Part 2: a short vocabulary quiz with the students being asked to write short lists of different vocabulary areas we’d covered during the course e.g. five summer fruits, three days of the week, five members of your immediate family.
Part 3: sentences. Students were to write complete sentences in response to questions. The questions were written to enable the students to use vocabulary items from part 2 in context e.g. What’s your favourite fruit? What’s your favourite day of the week? Why?. The questions progressed in difficulty, the initial questions requiring a very simple response (e.g. I love watermelon) and later questions needing a longer sentence ( I like Sundays because …. ) . This would be my main gauge of how well the students had mastered the main structures and sentence frames we’d looked at so far.

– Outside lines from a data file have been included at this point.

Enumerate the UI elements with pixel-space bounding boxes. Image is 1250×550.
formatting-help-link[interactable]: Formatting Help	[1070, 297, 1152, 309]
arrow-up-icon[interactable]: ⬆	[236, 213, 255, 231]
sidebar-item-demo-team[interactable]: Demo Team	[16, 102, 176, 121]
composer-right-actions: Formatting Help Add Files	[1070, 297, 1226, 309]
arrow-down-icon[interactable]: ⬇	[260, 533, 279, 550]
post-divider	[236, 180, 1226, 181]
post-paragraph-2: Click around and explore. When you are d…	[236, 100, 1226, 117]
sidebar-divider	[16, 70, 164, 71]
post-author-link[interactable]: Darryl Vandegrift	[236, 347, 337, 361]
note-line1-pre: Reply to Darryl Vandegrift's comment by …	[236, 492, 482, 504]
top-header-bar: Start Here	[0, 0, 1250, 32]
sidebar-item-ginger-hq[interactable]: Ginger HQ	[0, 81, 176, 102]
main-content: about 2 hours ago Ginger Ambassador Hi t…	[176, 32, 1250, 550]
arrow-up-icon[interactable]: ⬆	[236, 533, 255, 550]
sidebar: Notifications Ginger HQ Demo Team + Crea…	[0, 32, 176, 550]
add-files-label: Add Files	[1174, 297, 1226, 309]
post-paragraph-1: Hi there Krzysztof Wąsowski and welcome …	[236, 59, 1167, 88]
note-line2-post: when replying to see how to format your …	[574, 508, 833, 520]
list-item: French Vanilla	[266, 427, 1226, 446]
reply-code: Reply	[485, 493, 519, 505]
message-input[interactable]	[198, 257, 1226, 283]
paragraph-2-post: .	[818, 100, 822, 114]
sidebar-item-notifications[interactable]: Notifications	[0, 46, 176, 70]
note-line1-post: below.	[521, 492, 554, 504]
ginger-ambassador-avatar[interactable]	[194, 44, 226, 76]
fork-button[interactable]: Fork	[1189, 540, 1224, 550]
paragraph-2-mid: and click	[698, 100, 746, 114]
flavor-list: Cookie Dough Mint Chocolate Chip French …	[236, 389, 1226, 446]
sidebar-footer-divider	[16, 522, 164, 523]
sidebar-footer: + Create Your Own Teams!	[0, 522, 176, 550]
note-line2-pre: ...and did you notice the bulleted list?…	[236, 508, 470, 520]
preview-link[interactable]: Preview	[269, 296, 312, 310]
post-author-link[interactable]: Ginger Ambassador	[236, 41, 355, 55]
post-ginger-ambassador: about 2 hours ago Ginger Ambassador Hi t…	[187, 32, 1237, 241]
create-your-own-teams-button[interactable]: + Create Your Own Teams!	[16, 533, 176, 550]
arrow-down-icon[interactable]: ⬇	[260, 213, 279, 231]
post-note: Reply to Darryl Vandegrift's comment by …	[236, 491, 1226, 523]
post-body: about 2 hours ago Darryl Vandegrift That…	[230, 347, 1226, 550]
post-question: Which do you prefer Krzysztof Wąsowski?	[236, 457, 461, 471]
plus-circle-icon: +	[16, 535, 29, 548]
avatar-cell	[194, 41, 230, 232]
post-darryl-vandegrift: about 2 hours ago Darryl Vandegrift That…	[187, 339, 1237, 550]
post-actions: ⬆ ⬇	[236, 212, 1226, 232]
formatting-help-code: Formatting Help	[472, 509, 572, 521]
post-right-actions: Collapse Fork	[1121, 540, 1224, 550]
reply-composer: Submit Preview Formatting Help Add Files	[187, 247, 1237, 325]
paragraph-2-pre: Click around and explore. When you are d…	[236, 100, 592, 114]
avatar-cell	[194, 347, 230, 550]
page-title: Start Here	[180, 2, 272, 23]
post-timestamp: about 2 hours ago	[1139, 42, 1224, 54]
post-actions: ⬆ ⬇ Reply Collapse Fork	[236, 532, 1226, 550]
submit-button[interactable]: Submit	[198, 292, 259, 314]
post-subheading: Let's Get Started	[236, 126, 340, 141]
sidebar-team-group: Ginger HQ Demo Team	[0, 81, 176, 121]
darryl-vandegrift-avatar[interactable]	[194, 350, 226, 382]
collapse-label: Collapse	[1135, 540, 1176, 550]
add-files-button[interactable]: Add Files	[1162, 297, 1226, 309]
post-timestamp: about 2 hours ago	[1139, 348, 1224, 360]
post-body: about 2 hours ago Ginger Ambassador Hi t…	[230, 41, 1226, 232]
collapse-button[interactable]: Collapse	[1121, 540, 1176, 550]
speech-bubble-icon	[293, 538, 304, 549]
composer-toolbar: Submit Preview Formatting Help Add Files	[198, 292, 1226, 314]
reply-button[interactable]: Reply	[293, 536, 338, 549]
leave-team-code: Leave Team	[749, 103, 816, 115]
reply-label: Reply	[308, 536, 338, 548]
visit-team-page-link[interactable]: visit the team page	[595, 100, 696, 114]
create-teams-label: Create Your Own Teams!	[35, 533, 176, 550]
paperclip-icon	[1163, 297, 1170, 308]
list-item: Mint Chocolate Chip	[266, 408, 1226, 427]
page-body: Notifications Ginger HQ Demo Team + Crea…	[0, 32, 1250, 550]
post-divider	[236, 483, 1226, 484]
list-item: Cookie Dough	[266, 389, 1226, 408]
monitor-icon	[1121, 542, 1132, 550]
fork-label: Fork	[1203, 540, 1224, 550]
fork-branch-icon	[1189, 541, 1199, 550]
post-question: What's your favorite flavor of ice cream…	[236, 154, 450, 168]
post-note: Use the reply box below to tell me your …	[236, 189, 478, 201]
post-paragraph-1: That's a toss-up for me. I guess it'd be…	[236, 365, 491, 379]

Part 4: writing. This part would require the students to write a short text on one of the topics covered so far; a job, a family member, a favourite pastime. The idea being here to let them expand on one of the answers in part 3 and show off as much as they wanted to.
And that was what we did.
And the results?
Some students had prepared more than others for the presentation and it showed. The listening task and following group discussion need quite a lot of mediation but the question writing task was a good gauge of comprehension. The vocabulary quiz and sentences were zipped through and the students had the feeling that they were easy (though not too easy). These parts allowed me to liberally apply big ticks all over the page. We finished about ten minutes before the end of the class and everybody seemed happy with the experience – though I think we would all have preferred a normal, conversation-driven lesson! We revisited the initial presentations and that led us along a fruitful conversation tangent until the end of the lesson.
I think it worked but I think we’ll improve on it next time.
What about you? Have you got any experiences of negotiated assessment to share?